Simple controls on drug-company practices could save the nation billions of dollars a year in wasteful chemotherapy spending by the federal Medicare program and private health insurers, a new analysis suggests.
In a new study published in the British Medical Journal (BMJ), researchers at Memorial Sloan Kettering Cancer Center found nearly $3 billion is wasted every year in healthcare costs tied to cancer medicines that are thrown out because drug makers distribute the drugs only in vials that hold too much for most patients.
The findings, by a group of cancer researchers, come as many doctors and patient advocacy groups are criticizing the high and rising costs of cancer drugs, which pharmaceutical companies say are necessary to cover their spending on research and development.
The expensive drugs at the heart of the new study are usually injected by nurses in doctors’ offices and hospitals who carefully measure the amount needed for a particular patient and then, because of safety concerns, discard the rest.
If drug makers distributed vials containing smaller quantities, nurses could pick the right volume for a patient and minimize waste, the study suggest.
But many drug makers exclusively sell one-size-fits-all vials, which means many patients pay thousands of dollars for medicines they are never given.
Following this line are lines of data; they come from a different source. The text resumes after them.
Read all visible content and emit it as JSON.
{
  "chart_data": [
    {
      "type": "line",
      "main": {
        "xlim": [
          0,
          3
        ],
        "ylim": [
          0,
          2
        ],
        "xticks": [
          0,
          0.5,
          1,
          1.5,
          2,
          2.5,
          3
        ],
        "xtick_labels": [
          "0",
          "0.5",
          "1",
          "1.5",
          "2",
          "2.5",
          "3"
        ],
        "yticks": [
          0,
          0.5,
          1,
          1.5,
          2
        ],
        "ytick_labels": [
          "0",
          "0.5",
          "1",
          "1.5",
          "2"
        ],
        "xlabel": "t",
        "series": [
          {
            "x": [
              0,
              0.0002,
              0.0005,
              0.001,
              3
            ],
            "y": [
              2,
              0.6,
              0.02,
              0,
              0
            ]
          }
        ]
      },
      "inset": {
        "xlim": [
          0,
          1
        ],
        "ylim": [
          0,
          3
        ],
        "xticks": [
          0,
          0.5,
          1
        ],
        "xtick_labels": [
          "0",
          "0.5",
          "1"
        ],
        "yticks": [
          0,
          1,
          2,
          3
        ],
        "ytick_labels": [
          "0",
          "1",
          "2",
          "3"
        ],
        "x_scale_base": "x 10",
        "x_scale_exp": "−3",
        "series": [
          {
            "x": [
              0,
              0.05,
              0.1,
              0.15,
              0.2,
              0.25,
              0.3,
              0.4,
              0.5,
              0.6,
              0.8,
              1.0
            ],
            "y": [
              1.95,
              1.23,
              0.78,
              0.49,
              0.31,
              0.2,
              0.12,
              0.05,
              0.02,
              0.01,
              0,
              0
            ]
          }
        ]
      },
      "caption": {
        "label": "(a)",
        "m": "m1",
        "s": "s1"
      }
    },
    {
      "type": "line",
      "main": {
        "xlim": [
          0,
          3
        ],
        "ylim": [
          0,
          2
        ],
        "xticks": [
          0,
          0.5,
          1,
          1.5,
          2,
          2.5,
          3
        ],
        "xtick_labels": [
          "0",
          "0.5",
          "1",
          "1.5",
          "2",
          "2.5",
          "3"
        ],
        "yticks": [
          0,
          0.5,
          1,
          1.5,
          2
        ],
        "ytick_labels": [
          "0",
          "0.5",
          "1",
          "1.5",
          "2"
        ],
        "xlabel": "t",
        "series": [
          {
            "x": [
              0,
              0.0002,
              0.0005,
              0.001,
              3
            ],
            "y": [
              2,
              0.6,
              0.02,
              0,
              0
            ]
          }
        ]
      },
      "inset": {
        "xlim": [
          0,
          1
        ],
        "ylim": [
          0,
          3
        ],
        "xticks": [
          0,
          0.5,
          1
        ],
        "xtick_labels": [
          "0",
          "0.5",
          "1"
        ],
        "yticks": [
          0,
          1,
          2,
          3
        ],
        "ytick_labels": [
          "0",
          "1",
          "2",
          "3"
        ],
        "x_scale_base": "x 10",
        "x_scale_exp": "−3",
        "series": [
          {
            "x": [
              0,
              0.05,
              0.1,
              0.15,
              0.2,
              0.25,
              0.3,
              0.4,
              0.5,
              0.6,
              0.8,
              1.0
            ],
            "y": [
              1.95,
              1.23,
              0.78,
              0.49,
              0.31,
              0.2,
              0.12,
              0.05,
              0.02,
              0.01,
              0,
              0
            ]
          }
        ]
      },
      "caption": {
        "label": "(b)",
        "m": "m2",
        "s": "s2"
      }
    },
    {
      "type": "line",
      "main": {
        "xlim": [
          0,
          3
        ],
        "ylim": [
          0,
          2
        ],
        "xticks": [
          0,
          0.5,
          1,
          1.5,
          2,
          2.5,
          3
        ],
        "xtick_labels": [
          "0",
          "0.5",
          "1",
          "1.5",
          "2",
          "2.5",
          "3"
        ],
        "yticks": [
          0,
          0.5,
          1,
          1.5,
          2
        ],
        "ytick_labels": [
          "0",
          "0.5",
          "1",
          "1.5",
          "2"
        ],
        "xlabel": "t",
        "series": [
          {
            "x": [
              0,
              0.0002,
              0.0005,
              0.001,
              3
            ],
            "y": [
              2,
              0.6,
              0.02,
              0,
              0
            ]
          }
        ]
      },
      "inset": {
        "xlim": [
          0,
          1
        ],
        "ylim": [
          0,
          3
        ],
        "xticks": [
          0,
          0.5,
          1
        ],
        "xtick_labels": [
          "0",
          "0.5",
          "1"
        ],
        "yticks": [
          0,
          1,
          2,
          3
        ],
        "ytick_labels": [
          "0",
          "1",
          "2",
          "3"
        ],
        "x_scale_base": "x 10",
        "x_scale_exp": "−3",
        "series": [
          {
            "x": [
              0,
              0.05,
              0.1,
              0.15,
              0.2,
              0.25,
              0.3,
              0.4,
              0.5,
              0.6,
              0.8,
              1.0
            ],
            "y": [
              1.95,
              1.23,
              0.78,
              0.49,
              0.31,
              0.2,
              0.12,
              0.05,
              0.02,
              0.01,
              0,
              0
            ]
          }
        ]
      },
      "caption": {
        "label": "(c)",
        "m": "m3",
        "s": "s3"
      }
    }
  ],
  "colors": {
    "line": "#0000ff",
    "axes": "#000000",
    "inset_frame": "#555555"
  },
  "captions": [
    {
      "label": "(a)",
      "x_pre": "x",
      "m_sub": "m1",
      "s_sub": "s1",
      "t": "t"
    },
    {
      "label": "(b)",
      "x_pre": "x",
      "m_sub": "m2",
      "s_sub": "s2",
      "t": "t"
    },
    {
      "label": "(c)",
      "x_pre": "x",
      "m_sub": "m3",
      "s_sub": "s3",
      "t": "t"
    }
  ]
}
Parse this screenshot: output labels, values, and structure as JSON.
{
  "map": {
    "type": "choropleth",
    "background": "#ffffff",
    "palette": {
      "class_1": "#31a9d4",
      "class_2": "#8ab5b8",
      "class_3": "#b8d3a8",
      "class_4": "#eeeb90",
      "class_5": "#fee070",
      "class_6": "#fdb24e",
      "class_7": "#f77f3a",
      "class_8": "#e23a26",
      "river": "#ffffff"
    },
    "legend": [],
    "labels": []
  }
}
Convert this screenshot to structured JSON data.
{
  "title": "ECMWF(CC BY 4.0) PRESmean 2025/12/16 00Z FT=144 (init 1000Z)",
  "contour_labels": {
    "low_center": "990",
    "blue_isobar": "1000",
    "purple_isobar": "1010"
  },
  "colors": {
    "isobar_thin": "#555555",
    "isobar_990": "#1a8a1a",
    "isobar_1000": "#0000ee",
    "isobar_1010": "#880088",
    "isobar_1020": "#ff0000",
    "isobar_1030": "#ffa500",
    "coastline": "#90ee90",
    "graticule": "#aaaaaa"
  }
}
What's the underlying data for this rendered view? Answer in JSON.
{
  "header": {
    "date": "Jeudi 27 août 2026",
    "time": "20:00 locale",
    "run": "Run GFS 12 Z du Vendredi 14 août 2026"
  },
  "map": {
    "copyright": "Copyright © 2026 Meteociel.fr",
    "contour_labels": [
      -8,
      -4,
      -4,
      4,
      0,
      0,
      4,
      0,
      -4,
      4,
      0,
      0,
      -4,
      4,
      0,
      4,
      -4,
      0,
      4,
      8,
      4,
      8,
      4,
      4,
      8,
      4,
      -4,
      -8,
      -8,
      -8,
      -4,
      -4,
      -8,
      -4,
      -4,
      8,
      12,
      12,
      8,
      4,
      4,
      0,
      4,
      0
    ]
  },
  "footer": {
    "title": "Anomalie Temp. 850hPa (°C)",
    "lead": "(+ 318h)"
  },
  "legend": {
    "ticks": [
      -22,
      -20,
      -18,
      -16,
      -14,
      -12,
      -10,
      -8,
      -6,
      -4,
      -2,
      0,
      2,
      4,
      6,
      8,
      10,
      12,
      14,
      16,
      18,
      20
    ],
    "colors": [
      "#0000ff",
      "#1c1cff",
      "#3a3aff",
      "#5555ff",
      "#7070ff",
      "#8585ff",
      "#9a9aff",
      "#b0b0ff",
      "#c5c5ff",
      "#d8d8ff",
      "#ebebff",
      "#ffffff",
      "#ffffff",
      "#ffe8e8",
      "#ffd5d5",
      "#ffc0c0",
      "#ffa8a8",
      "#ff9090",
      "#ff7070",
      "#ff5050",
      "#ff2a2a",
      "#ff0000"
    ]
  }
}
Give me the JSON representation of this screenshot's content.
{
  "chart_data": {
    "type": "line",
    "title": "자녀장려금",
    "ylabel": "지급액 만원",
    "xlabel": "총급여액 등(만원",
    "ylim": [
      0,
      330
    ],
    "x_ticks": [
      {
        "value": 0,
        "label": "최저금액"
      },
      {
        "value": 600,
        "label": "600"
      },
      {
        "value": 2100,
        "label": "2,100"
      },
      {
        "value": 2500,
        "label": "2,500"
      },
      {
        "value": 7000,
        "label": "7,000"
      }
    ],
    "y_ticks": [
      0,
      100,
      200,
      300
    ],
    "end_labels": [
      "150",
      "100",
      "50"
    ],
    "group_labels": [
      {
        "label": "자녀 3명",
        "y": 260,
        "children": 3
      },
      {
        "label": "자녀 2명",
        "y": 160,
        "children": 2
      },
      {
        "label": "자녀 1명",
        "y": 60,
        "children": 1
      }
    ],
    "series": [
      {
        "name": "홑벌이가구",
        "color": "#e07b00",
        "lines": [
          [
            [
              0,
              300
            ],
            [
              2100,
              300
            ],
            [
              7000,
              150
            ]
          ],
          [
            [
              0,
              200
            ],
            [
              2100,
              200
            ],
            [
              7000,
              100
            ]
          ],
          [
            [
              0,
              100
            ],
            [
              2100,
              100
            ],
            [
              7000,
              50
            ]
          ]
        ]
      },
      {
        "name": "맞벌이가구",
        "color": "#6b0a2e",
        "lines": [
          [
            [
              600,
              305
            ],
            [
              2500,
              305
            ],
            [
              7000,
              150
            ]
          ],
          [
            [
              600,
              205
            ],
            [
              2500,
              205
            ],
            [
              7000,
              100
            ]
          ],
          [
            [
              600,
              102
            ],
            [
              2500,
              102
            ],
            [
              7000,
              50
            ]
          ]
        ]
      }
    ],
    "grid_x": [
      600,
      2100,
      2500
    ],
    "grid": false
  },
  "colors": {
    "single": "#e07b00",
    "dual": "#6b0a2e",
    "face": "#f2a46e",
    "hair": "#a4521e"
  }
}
Some of these medicines are distributed in smaller vial sizes in Europe, where governments play a more active role than the United States does in drug pricing and distribution.
“Drug companies are quietly making billions forcing little old ladies to buy enough medicine to treat football players, and regulators have completely missed it,” said Dr. Peter B. Bach, director of the Center for Health Policy and Outcomes at Memorial Sloan Kettering and a co-author of the study. “If we’re ever going to start saving money in health care, this is an obvious place to cut.”
The researchers analyzed the top 20 selling cancer medicines and concluded that insurers paid drug makers $1.8 billion annually on discarded quantities and then spent about $1 billion on markups to doctors and hospitals.
Just one example: Takeda Pharmaceuticals sells Velcade, a drug for the treatment of multiple myeloma and lymphoma, only in 3.5-milligram vials that sell for $1,034 and hold enough medicine to treat a person who is 6 feet 6 inches tall and who weighs 250 pounds. If a patient is smaller, a quantity of the precious powder is thrown away.
Some non-cancer drugs also generate waste, including Remicade, an arthritis drug sold by Johnson & Johnson for which an estimated $500 million of the drug’s $4.3 billion in annual sales comes from quantities that are thrown away.